Models, Molds, & Moms

The important thing in life isn’t that you know everything, or have everything, or can do everything; it’s that you know your limitations, are honest about them, and work accordingly. As a single parent raising two young children, Mom was always on the lookout for good role models. If she thought someone, usually from church, was a good father, or husband, a good worker, wife, mother, or an integral part of an overall great family, she would either foster a relationship with them or point them out as models to us. Most important of all was their relationship with the Lord. She cared that we had models of loving, faithful, Christians in our lives. They were not carbon copies of each other – there was no perfect mold, but she hoped their influence would help us to grow to be loving, faithful, hardworking, honorable Christians ourselves.

So in my life, I have snapshots of families, men, and women who had some attribute that Mom admired, which inform my way of thinking about things. They are so embedded, so intertwined, that they have become inextricable from my vision of the world and how it should be. Thinking back on it, Mom didn’t just provide real-life models, every book I read – she read first so that my literary models were also good ones.

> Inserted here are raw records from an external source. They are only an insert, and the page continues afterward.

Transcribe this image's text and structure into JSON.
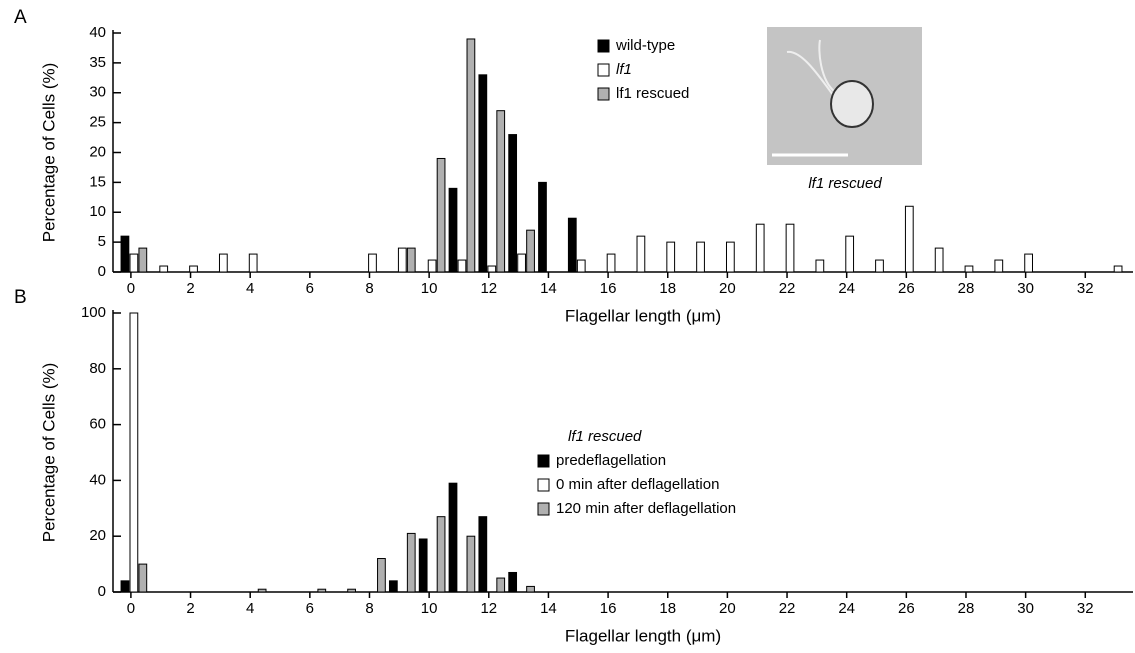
{
  "chart_data": [
    {
      "type": "bar",
      "panel": "A",
      "x_label": "Flagellar length (μm)",
      "y_label": "Percentage of Cells (%)",
      "x": [
        0,
        1,
        2,
        3,
        4,
        5,
        6,
        7,
        8,
        9,
        10,
        11,
        12,
        13,
        14,
        15,
        16,
        17,
        18,
        19,
        20,
        21,
        22,
        23,
        24,
        25,
        26,
        27,
        28,
        29,
        30,
        31,
        32,
        33
      ],
      "xlim": [
        -0.6,
        33.6
      ],
      "xticks": [
        0,
        2,
        4,
        6,
        8,
        10,
        12,
        14,
        16,
        18,
        20,
        22,
        24,
        26,
        28,
        30,
        32
      ],
      "ylim": [
        0,
        40
      ],
      "yticks": [
        0,
        5,
        10,
        15,
        20,
        25,
        30,
        35,
        40
      ],
      "series": [
        {
          "name": "wild-type",
          "color": "#000000",
          "values": [
            6,
            0,
            0,
            0,
            0,
            0,
            0,
            0,
            0,
            0,
            0,
            14,
            33,
            23,
            15,
            9,
            0,
            0,
            0,
            0,
            0,
            0,
            0,
            0,
            0,
            0,
            0,
            0,
            0,
            0,
            0,
            0,
            0,
            0
          ]
        },
        {
          "name": "lf1",
          "color": "#ffffff",
          "values": [
            3,
            1,
            1,
            3,
            3,
            0,
            0,
            0,
            3,
            4,
            2,
            2,
            1,
            3,
            0,
            2,
            3,
            6,
            5,
            5,
            5,
            8,
            8,
            2,
            6,
            2,
            11,
            4,
            1,
            2,
            3,
            0,
            0,
            1
          ]
        },
        {
          "name": "lf1 rescued",
          "color": "#b0b0b0",
          "values": [
            4,
            0,
            0,
            0,
            0,
            0,
            0,
            0,
            0,
            4,
            19,
            39,
            27,
            7,
            0,
            0,
            0,
            0,
            0,
            0,
            0,
            0,
            0,
            0,
            0,
            0,
            0,
            0,
            0,
            0,
            0,
            0,
            0,
            0
          ]
        }
      ],
      "inset_caption": "lf1 rescued"
    },
    {
      "type": "bar",
      "panel": "B",
      "x_label": "Flagellar length (μm)",
      "y_label": "Percentage of Cells (%)",
      "x": [
        0,
        1,
        2,
        3,
        4,
        5,
        6,
        7,
        8,
        9,
        10,
        11,
        12,
        13,
        14,
        15,
        16,
        17,
        18,
        19,
        20,
        21,
        22,
        23,
        24,
        25,
        26,
        27,
        28,
        29,
        30,
        31,
        32,
        33
      ],
      "xlim": [
        -0.6,
        33.6
      ],
      "xticks": [
        0,
        2,
        4,
        6,
        8,
        10,
        12,
        14,
        16,
        18,
        20,
        22,
        24,
        26,
        28,
        30,
        32
      ],
      "ylim": [
        0,
        100
      ],
      "yticks": [
        0,
        20,
        40,
        60,
        80,
        100
      ],
      "legend_title": "lf1 rescued",
      "series": [
        {
          "name": "predeflagellation",
          "color": "#000000",
          "values": [
            4,
            0,
            0,
            0,
            0,
            0,
            0,
            0,
            0,
            4,
            19,
            39,
            27,
            7,
            0,
            0,
            0,
            0,
            0,
            0,
            0,
            0,
            0,
            0,
            0,
            0,
            0,
            0,
            0,
            0,
            0,
            0,
            0,
            0
          ]
        },
        {
          "name": "0 min after deflagellation",
          "color": "#ffffff",
          "values": [
            100,
            0,
            0,
            0,
            0,
            0,
            0,
            0,
            0,
            0,
            0,
            0,
            0,
            0,
            0,
            0,
            0,
            0,
            0,
            0,
            0,
            0,
            0,
            0,
            0,
            0,
            0,
            0,
            0,
            0,
            0,
            0,
            0,
            0
          ]
        },
        {
          "name": "120 min after deflagellation",
          "color": "#b0b0b0",
          "values": [
            10,
            0,
            0,
            0,
            1,
            0,
            1,
            1,
            12,
            21,
            27,
            20,
            5,
            2,
            0,
            0,
            0,
            0,
            0,
            0,
            0,
            0,
            0,
            0,
            0,
            0,
            0,
            0,
            0,
            0,
            0,
            0,
            0,
            0
          ]
        }
      ]
    }
  ]
}
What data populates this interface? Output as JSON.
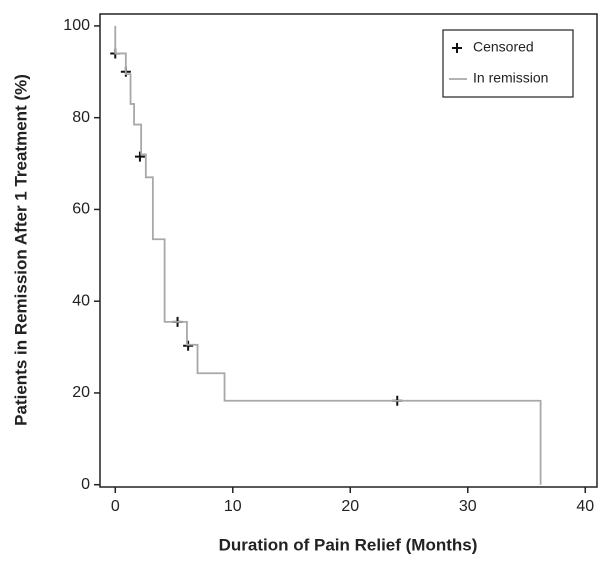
{
  "chart_data": {
    "type": "line",
    "xlabel": "Duration of Pain Relief (Months)",
    "ylabel": "Patients in Remission After 1 Treatment (%)",
    "xlim": [
      -1.3,
      41
    ],
    "ylim": [
      -0.5,
      102.6
    ],
    "xticks": [
      0,
      10,
      20,
      30,
      40
    ],
    "yticks": [
      0,
      20,
      40,
      60,
      80,
      100
    ],
    "legend": "upper right",
    "series": [
      {
        "name": "Censored",
        "color": "#111111",
        "style": "plus",
        "x": [
          0,
          0.9,
          2.1,
          5.3,
          6.2,
          24
        ],
        "values": [
          94,
          90,
          71.5,
          35.5,
          30.3,
          18.3
        ]
      },
      {
        "name": "In remission",
        "color": "#a8a8a8",
        "style": "line",
        "x": [
          0,
          0,
          0.9,
          0.9,
          1.3,
          1.3,
          1.6,
          1.6,
          2.2,
          2.2,
          2.6,
          2.6,
          3.2,
          3.2,
          4.2,
          4.2,
          6.1,
          6.1,
          7,
          7,
          9.3,
          9.3,
          36.2,
          36.2
        ],
        "values": [
          100,
          94,
          94,
          89.5,
          89.5,
          83,
          83,
          78.5,
          78.5,
          72,
          72,
          67,
          67,
          53.5,
          53.5,
          35.5,
          35.5,
          30.5,
          30.5,
          24.3,
          24.3,
          18.3,
          18.3,
          0
        ]
      }
    ]
  }
}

Now, that is not to say that I didn’t read about the most dastardly of characters – I did, but that they were clearly portrayed as “the bad guys” and that honorable characters were clearly “good.”

I think about it now because there have been times in my life when I thought about a person and was compelled to tell them how much they meant to me. But, because of shyness or insecurity, I didn’t. Sometimes the person was someone I only knew in passing, but who had served as a model from a distance. Other times, what their example meant to me was out of proportion with our relationship. I don’t get close to people very easily, but that doesn’t mean I don’t watch. Not in a creepy stalkerish way – just a “wow, I like that something and I’d like to emulate that in my own life” kind of way.

There was the family with a heart for the Lord who quietly set about helping people, who ministered to any and everyone, who baked me cookies and paid me to do work they could have done themselves when I was a lonely child. There was the family who traded math tutoring for violin lessons and taught me that the time to get help is when you need it.  There was the older couple who had dessert with us after Sunday evening service and shared their life stories. There was the family who went to seminary to find good Christian spouses and raised a new generation of kids that ministered to mine as well. There was the pastor who admonished his congregation to “never join a ‘perfect’ church because we’d ruin it – since no one was perfect.” Or the the pastor’s family that cared for me and my baby boy when I had no one else to help. There was the storyteller who made french toast for the hungry while plying me with wondrous tales, the grandmother to everyone who never lost her faith despite the her troubles in the world. There was the tall thin West Indian bible teacher who’s class I loved to sit in. There was the family who opened their home to me when my mother was out of the country and taught me how to make Ropa Viejo and the Pianist who sat and talked with me on my first day at a new church until I wasn’t afraid to go to Sunday School. There were so many more.

I haven’t forgotten the models, and, like my own mom, I am happy when I find ones for my own children. I feel blessed that they have had the Sunday school teacher who coached them for confirmation on his own time, the Children’s program teacher who taught them crafts and bible and who my mother loved, the youth group counselors that listened to them, prayed for them, and cared for them.

People learn by example and I am infinitely blessed and eternally grateful to have had so many.